Bawaslu Sulut Sampaikan Evaluasi IKP 2024, Dorong Penguatan Deteksi Dini Kerawanan Pemilu
|
Manado, Badan Pengawas Pemilihan Umum Provinsi Sulawesi Utara (Sulut) – Anggota Bawaslu Provinsi Sulawesi Utara sekaligus Koordinator Divisi Pencegahan, Partisipasi Masyarakat, dan Hubungan Masyarakat, Steffen S. Linu, memaparkan hasil evaluasi penyusunan Indeks Kerawanan Pemilu (IKP) Pemilu dan Pemilihan Serentak 2024 Provinsi Sulawesi Utara pada kegiatan Sosialisasi Model Evaluasi dan Pengumpulan Data Pendukung Evaluasi IKP 2024 yang diselenggarakan Bawaslu RI secara daring, Rabu (5 Agustus 2026).
Dalam paparannya, Steffen menyampaikan bahwa evaluasi dilakukan untuk mengukur kualitas penyusunan IKP sekaligus mengidentifikasi berbagai aspek yang perlu diperkuat sebagai dasar penyempurnaan metodologi penyusunan IKP pada periode berikutnya. Evaluasi tersebut mencakup proses pengumpulan data, kualitas analisis, hingga konsistensi penyajian informasi yang menjadi fondasi pemetaan kerawanan pemilu.
Berdasarkan hasil evaluasi, Sulawesi Utara mencatat skor IKP tingkat provinsi sebesar 87,48 dan berada pada kategori tinggi, sementara rata-rata skor 15 kabupaten/kota mencapai 37,02. Dari seluruh kabupaten/kota di Sulawesi Utara, terdapat tiga daerah yang berada pada kategori kerawanan tinggi, yakni Bolaang Mongondow Selatan, Bolaang Mongondow Utara, dan Kota Kotamobagu, sedangkan 12 daerah lainnya berada pada kategori sedang.

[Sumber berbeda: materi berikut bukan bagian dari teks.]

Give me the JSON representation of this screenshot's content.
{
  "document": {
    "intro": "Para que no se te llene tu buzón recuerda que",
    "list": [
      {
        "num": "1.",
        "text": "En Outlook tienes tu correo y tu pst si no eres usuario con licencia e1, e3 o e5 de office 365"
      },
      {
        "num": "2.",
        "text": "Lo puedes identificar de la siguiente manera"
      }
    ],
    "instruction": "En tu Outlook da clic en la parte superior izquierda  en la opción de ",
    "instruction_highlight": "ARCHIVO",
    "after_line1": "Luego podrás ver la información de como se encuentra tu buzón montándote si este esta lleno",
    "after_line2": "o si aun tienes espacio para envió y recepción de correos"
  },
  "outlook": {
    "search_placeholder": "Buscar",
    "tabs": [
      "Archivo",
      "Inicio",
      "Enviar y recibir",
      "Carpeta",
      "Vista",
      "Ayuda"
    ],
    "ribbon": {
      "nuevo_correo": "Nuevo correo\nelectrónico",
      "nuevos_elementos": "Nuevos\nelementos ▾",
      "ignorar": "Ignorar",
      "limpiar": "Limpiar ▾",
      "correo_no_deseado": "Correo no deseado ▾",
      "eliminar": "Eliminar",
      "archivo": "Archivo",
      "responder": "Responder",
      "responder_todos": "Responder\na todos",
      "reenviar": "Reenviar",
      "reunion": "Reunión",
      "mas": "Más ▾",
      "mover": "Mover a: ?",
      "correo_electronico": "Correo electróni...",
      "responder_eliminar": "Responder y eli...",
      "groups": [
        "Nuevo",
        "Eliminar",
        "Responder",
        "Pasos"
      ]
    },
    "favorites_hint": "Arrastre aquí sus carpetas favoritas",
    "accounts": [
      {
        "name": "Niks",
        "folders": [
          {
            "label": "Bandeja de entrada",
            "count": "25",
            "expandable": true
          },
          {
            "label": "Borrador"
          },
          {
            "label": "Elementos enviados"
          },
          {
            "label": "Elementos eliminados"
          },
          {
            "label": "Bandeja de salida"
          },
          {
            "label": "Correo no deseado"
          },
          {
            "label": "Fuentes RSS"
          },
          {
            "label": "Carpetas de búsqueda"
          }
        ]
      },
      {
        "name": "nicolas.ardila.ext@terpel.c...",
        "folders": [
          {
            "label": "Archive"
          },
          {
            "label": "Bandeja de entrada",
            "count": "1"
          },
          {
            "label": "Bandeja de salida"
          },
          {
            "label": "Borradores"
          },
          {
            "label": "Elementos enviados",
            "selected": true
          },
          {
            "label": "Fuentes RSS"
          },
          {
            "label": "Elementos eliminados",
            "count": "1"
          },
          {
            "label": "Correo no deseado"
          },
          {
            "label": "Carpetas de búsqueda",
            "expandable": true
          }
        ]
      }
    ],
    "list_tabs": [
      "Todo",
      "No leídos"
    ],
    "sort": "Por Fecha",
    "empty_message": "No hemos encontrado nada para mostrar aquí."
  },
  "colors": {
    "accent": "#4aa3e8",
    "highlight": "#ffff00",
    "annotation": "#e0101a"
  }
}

Steffen juga menjelaskan bahwa evaluasi tidak hanya berfokus pada hasil akhir berupa skor IKP, tetapi turut menelaah kualitas data pendukung. Beberapa catatan evaluasi yang mengemuka antara lain perlunya peningkatan validitas data, penguatan mekanisme verifikasi, konsistensi pengelolaan data, serta penyempurnaan dokumentasi agar proses penyusunan IKP semakin akurat, transparan, dan dapat dipertanggungjawabkan.

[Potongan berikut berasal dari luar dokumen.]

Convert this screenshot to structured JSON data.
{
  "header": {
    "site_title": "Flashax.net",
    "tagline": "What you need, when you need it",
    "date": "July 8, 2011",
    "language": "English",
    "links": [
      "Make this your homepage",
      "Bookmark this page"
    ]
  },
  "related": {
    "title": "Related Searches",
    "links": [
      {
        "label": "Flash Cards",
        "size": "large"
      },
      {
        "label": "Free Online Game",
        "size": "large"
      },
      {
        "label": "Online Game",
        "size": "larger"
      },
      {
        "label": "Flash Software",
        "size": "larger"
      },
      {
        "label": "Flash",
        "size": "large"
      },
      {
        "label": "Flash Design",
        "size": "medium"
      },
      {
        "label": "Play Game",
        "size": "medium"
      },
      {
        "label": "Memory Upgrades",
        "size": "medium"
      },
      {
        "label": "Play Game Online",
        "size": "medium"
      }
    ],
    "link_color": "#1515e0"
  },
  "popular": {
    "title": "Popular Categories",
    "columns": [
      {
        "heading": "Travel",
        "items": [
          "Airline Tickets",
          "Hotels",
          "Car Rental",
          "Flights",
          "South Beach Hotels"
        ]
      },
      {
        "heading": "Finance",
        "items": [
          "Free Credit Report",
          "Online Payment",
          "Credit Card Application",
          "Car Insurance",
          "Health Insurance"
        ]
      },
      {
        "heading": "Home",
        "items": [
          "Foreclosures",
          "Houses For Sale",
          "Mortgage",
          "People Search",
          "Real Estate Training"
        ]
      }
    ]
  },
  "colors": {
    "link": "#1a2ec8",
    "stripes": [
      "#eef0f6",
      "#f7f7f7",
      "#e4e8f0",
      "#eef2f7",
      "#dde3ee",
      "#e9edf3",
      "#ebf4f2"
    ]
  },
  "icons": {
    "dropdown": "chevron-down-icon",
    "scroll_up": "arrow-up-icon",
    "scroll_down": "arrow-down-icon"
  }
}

Menurutnya, hasil evaluasi ini menjadi bahan refleksi penting bagi Bawaslu Sulawesi Utara dalam memperkuat sistem deteksi dini terhadap potensi kerawanan pemilu. Dengan evaluasi yang komprehensif, penyusunan IKP diharapkan mampu menjadi instrumen yang semakin efektif dalam mendukung strategi pencegahan pelanggaran dan pengawasan pemilu pada tahapan Pemilu dan Pemilihan yang akan datang.
Kegiatan yang diikuti seluruh jajaran Bawaslu provinsi tersebut merupakan bagian dari upaya Bawaslu RI menyusun model evaluasi IKP secara lebih terstruktur, sekaligus menghimpun data pendukung dari setiap daerah sebagai dasar penyempurnaan kebijakan dan metodologi penyusunan Indeks Kerawanan Pemilu di tingkat nasional.
Selain Steffen Linu, turut hadir dari ruang command center Kantor Bawaslu Sulut, Koorsubbag Pengawasan dan Akreditas Pemantau Riska M. Takalamingan dan Staf Pelaksana Pengawasan.